Nous sortions de la conférence de presse du Festival de Cannes et, questionné sur le casting de Zulu, adapté d’un de mes romans, j’avais qualifié Forest Whitaker de « plus grand acteur du monde » devant les journalistes américains — tous blancs.
Si l’on évalue les stars selon leur comportement envers le « petit personnel », Forest Whitaker avait déjà sa Palme d’or ; que ce soit lors du tournage du film en Afrique du Sud avec les techniciens, les gens du township qui n’avaient jamais vu une caméra de leur vie ou avec les employés de l’hôtel Martinez qui nous recevait pour la clôture du festival, l’acteur avait toujours un mot gentil, une prévenance non feinte pour ceux qui l’entouraient, souci de tous les instants révélant une âme noble à la hauteur de son talent. Mais de là à imaginer que j’allais vivre quelques heures plus tard, avec et en partie grâce à lui, une des émotions les plus intenses de ma vie d’écrivain…

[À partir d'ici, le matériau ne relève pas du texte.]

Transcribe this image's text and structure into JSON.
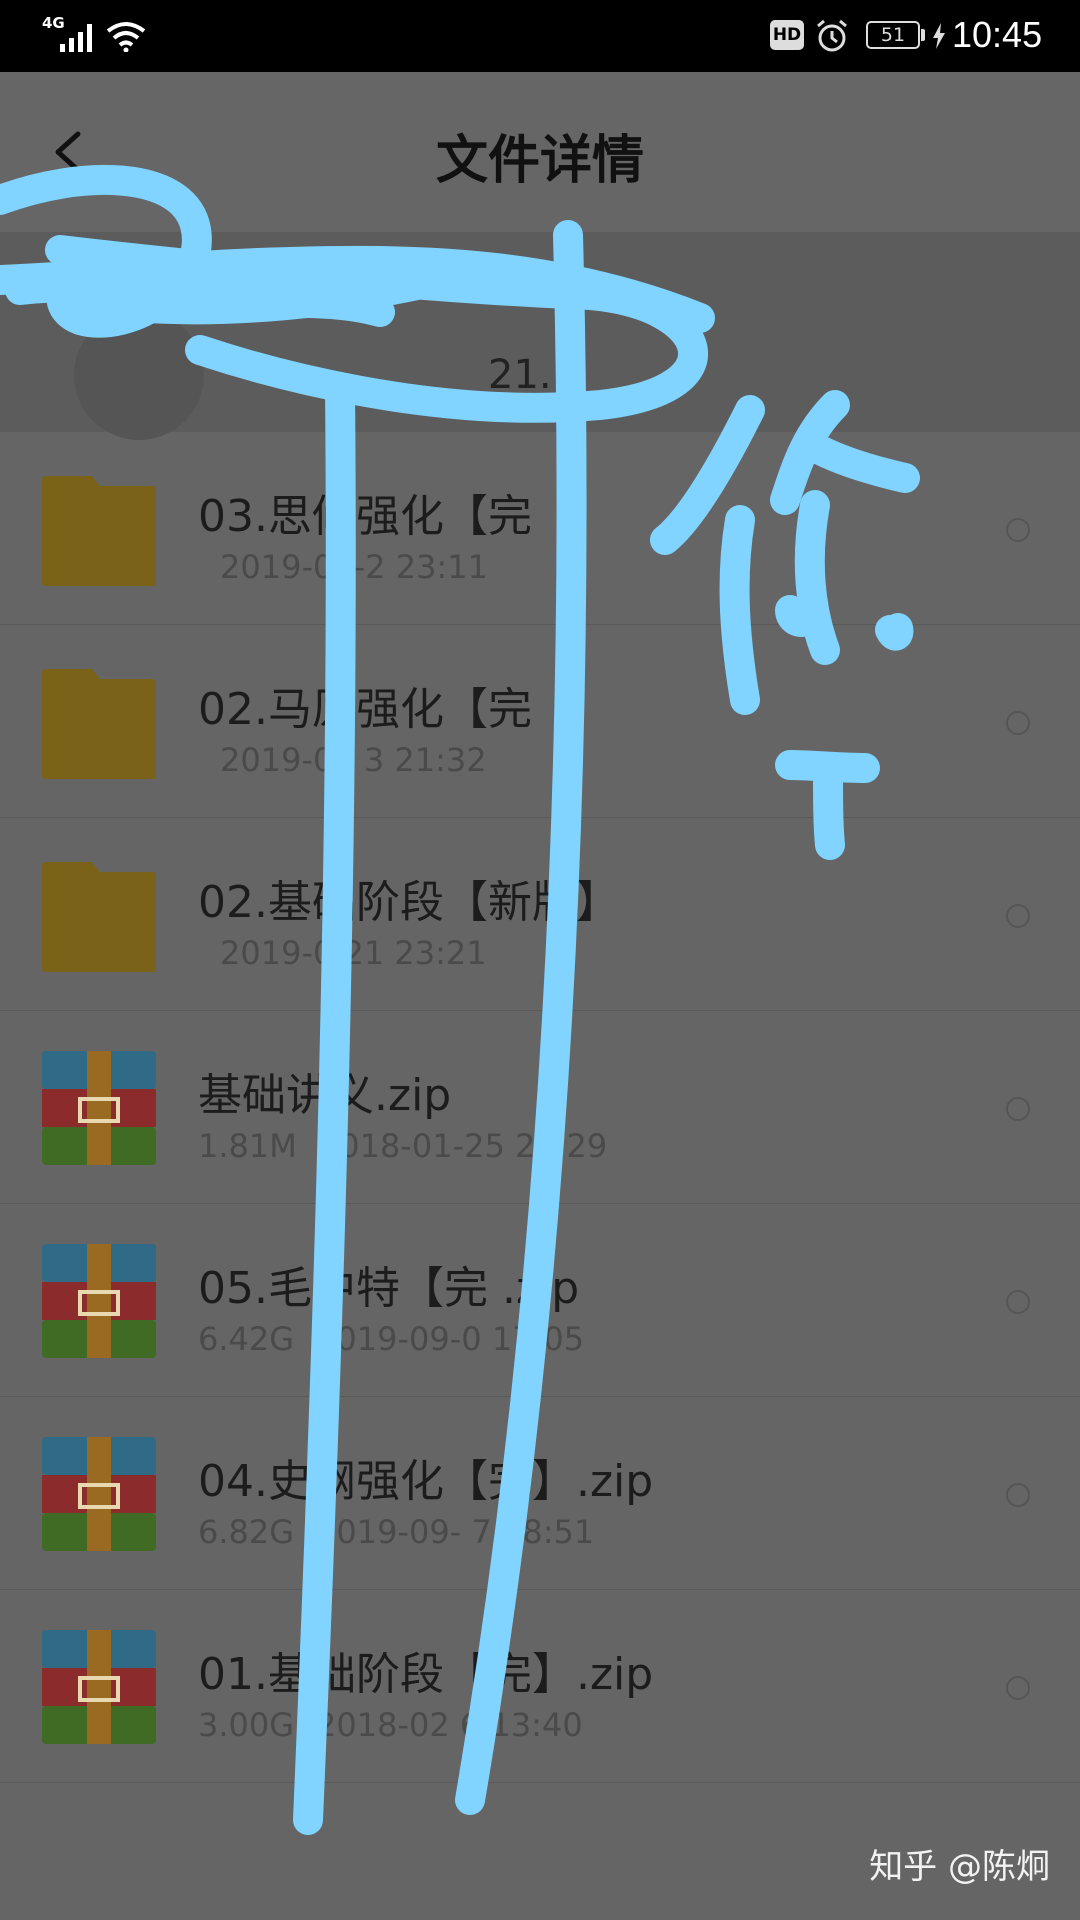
{
  "status_bar": {
    "network": "4G",
    "hd_badge": "HD",
    "battery": "51",
    "time": "10:45"
  },
  "header": {
    "title": "文件详情"
  },
  "source": {
    "partial_text": "21."
  },
  "files": [
    {
      "type": "folder",
      "name": "03.思修强化【完",
      "size": "",
      "date": "2019-06-2  23:11"
    },
    {
      "type": "folder",
      "name": "02.马原强化【完",
      "size": "",
      "date": "2019-05  3  21:32"
    },
    {
      "type": "folder",
      "name": "02.基础阶段【新版】",
      "size": "",
      "date": "2019-0  21  23:21"
    },
    {
      "type": "zip",
      "name": "基础讲义.zip",
      "size": "1.81M",
      "date": "2018-01-25  21:29"
    },
    {
      "type": "zip",
      "name": "05.毛中特【完  .zip",
      "size": "6.42G",
      "date": "2019-09-0  17:05"
    },
    {
      "type": "zip",
      "name": "04.史纲强化【完】.zip",
      "size": "6.82G",
      "date": "2019-09-  7  18:51"
    },
    {
      "type": "zip",
      "name": "01.基础阶段【完】.zip",
      "size": "3.00G",
      "date": "2018-02  6  13:40"
    }
  ],
  "watermark": "知乎 @陈炯",
  "colors": {
    "folder": "#7a6318",
    "scribble": "#80d4ff",
    "zip_blue": "#2f6a86",
    "zip_red": "#8b2b2b",
    "zip_green": "#3f6b25",
    "zip_band": "#9a6a22"
  }
}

J’ai grandi à des années-lumière des paillettes cannoises, à Montfort-sur-Meu, un village de trois mille habitants au large de Rennes, entouré de vaches analphabètes, de braves ploucs certifiés BZH et de petits bourgeois eighties qui se retrouvaient le dimanche sur les courts de tennis.

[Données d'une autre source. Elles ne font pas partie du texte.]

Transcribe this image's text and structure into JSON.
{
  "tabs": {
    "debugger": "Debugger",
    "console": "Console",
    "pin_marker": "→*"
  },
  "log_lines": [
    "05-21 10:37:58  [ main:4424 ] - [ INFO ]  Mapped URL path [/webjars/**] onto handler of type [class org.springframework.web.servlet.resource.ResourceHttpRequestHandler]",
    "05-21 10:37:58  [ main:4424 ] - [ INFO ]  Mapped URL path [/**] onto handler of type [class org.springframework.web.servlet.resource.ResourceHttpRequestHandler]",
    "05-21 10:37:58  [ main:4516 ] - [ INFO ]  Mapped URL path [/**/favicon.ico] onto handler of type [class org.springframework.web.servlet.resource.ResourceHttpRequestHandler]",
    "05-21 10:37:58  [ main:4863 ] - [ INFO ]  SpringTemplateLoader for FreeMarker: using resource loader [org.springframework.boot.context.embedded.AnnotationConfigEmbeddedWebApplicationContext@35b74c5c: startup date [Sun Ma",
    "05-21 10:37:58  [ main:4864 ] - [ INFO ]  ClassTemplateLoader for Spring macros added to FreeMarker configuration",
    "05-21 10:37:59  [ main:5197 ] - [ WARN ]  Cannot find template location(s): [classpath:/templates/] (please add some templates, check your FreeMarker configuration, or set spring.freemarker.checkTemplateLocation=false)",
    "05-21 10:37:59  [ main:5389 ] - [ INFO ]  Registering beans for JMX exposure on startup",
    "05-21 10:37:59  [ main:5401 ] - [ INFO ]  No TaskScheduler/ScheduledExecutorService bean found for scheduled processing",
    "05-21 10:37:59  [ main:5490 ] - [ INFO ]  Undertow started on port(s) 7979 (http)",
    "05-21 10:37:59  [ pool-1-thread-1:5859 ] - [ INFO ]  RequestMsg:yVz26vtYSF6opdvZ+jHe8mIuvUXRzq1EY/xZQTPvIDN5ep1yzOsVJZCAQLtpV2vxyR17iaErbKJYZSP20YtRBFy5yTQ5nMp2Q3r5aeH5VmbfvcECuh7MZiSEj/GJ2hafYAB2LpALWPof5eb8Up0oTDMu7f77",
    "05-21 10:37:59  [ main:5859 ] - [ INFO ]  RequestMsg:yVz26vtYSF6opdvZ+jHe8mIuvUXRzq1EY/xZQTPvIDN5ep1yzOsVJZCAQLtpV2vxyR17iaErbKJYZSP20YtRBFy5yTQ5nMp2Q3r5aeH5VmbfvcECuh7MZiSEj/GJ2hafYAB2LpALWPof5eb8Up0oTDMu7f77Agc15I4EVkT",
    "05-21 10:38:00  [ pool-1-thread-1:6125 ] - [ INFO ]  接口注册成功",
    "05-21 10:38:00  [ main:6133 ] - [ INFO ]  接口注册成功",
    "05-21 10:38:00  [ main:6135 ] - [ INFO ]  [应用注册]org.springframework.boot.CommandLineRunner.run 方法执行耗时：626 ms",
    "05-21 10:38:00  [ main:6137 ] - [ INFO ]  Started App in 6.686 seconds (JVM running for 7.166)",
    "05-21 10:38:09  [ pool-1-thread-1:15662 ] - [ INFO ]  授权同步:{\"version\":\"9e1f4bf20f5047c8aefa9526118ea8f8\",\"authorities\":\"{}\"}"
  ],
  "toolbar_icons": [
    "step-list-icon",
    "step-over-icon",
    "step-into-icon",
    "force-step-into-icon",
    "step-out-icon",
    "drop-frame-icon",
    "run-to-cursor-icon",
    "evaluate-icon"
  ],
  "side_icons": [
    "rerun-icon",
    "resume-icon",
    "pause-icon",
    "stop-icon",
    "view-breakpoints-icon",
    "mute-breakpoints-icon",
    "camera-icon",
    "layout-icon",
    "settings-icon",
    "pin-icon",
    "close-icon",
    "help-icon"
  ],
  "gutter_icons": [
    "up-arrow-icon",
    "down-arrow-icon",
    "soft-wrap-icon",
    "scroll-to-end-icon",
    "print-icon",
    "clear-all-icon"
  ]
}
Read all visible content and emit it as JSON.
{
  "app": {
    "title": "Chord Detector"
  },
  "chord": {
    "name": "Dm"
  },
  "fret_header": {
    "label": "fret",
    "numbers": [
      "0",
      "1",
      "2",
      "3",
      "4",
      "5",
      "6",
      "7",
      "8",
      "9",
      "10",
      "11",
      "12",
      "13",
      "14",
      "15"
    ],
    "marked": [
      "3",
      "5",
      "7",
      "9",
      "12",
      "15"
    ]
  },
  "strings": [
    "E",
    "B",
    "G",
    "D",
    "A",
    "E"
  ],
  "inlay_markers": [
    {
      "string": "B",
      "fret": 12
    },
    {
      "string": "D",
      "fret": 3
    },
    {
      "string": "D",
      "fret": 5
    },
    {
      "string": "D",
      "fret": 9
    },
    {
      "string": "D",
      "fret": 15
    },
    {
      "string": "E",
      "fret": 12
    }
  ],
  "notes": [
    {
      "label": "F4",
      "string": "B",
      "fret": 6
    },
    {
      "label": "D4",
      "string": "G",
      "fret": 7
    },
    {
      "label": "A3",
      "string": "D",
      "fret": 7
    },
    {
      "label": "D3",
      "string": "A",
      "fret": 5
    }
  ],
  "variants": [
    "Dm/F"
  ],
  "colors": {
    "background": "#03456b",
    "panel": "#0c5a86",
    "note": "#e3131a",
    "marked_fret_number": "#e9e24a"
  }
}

Si je lisais déjà avec assiduité ce qui me tombait sous la main, ne ratais aucun film du ciné-club (la télé de l’époque en proposait deux par week-end) et puisais mes émotions dans la musique, comme la plupart des adolescents de ma campagne le sport était ma principale activité extrascolaire. Le tennis se montrant moins salissant que le football et plus inodore que le judo, je m’investis à fond dans cette lutte technique et mentale ; Noah, Connors ou McEnroe popularisant cette discipline, l’entre-soi ne fut bientôt plus de mise sur les courts de Montfort. Progressant vite, je ne tardai pas à taquiner le revers des bourgeois, qui jusqu’alors n’en subissaient aucun, sous les regards courroucés de leurs femmes réunies dans les gradins. Mais le notaire est roublard. Lors du tournoi annuel, fort de son statut et de ses larges épaules, l’un d’eux imposa pour notre match ses balles orange et jaune, d’une marque probablement nord-coréenne — des balles à la fois lourdes comme des boules de pétanque et s’envolant au moindre lift —, espérant annihiler mes jeunes forces avec des rebonds connus de lui seul.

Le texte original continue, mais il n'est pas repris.